Limitations & Future Work¶
- Restricted by translation costs, the framework only covers 6 languages, so its generalizability remains to be verified.
- The multilingual models available for testing are limited.
- Weight merging techniques have not been fully explored regarding different configurations (e.g., balancing language contribution weights).
- Tokenizer fertility issues lead to sample truncation in some languages.
Related Work & Insights¶
- LLM Evaluators: Training evaluator LLMs like Prometheus and AlpacaFarm; multi-agent evaluation like ChatEval.

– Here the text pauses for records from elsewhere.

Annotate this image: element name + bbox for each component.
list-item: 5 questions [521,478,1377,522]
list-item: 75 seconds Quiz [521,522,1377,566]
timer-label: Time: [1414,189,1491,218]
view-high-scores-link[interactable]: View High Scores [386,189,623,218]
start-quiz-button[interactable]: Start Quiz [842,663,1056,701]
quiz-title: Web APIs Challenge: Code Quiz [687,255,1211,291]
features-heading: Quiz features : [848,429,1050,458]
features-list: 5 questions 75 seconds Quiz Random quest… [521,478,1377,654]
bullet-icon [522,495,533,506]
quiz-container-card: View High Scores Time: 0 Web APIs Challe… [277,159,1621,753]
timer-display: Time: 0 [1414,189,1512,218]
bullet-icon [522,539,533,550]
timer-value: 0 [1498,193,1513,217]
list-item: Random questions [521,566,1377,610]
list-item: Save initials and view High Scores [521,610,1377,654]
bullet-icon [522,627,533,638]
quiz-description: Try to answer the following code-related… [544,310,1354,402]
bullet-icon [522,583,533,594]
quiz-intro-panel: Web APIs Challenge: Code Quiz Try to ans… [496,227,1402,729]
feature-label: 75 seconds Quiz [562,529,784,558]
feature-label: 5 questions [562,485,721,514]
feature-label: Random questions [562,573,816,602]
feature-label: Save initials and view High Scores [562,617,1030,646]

- Multilingual Evaluation: Multilingual benchmarks such as XTREME/XNLI, which are limited to classification tasks; FBI reveals the inconsistencies of GPT-4 in multilingual evaluation.
- Model Merging: Linear merging, TIES, and other techniques used to create unified multi-task models.
Rating ⭐⭐⭐⭐¶
- Novelty: ⭐⭐⭐⭐ The first systematic cross-lingual evaluation framework, providing end-to-end integration from data to model to evaluation.
- Experimental Thoroughness: ⭐⭐⭐⭐⭐ Rich ablation studies—including zero-shot transfer, reference answer ablation, LoRA/FFT, weight merging, and human evaluation.
- Value: ⭐⭐⭐⭐ The entire suite of artifacts is publicly available and can be directly used for multilingual development iterations.
- Writing Quality: ⭐⭐⭐⭐ Well-structured, presenting a complete chain of derivation from observations to conclusions.